Jacinda Ardern is being accused of treating politics "as a game" after an old social media post emerged appearing to show her calling for housing to be viewed as a human right.

But a spokesperson for the Prime Minister has defended the comments saying they were "made when she was in opposition".

The Human Rights Commission announced on Monday it will launch a national inquiry into housing as it says there has been a failure to address the issue by successive Governments.

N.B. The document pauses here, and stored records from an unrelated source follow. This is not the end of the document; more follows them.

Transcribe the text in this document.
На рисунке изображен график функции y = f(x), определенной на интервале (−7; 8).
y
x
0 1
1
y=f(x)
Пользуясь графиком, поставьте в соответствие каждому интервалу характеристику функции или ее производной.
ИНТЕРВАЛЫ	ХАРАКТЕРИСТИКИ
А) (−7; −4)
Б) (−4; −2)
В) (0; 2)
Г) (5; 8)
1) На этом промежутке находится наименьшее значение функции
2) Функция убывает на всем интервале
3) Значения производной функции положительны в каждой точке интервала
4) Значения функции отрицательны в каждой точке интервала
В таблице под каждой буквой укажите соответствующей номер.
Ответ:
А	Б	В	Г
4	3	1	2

Ardern then dodged questions about whether the housing crisis is a human rights crisis.

"I believe we have a housing crisis and everything we've done as a Government has been an acknowledgement that we need to act and we need to do what we can," she said.

However an old Facebook post of Ardern's from April 2016 has reemerged where she appears to call on the then-National Government to take action over housing issues.

"So some local politicians have suggested banning what they have called 'beggars.' I have an alternative idea for him," she wrote.

"What about banning Housing New Zealand from ever treating a garage or a car as shelter, and an excuse for someone to simply be added to the back of a very long waiting list.

"What about banning work and income from ever letting anyone walk out their door without shelter.

"What about banning a hospital from letting a child and their family continually go back to a home that keeps making them sick, but is all parents can afford or find.

"Or we could look at this whole issue differently, and make housing a human right. If you're going to ban anything, make it the cause, not the symptom."

The post has been widely criticised by social media users and was questioned by ACT leader David Seymour.

"Imagine if Jacinda Ardern became the Prime Minister and had the chance to fix all of those problems... oh wait," he said. 

"That's why in Opposition ACT proposes practical policies instead of merely posturing."

A spokesperson from Auckland Action Against Poverty (AAAP) said the post from "2016 Jacinda" was "great" but believes Ardern's comments "reflect this very superficial and dangerous sentiment of politics being practised as a 'game'". 

"We often hear people talk about politics in this way - to 'play the game' in order to get into power and now that Jacinda Ardern is the Prime Minister with a majority Labour government we'd like to ask where's this same energy from 2016?"

They said the current Labour government has the capacity to treat housing as a human right and urged them to take action.

"Choosing not to perpetuate the notion it's ok to do politics in this way - to treat it as a game in saying whatever's required in competing for power and then continuing to perpetuate existing colonial ideologies that shape our policies when they get it. 

"How about we introduce a new way of practising politics - to stay true to what you say. As Jacinda herself says to treat the cause (of all our societal ills), not the symptom?"

When asked if Ardern still stands by the comments, a spokesperson for the Prime Minister said the post "was made when she was in opposition".

"The current manifesto commitment to continue the welfare overhaul is addressing the issues that the Facebook post is seeking to identify.

"In regards to your question around the housing crisis - the Prime Minister has previously said: 'I don't mind what label you put on it. A crisis is a crisis'."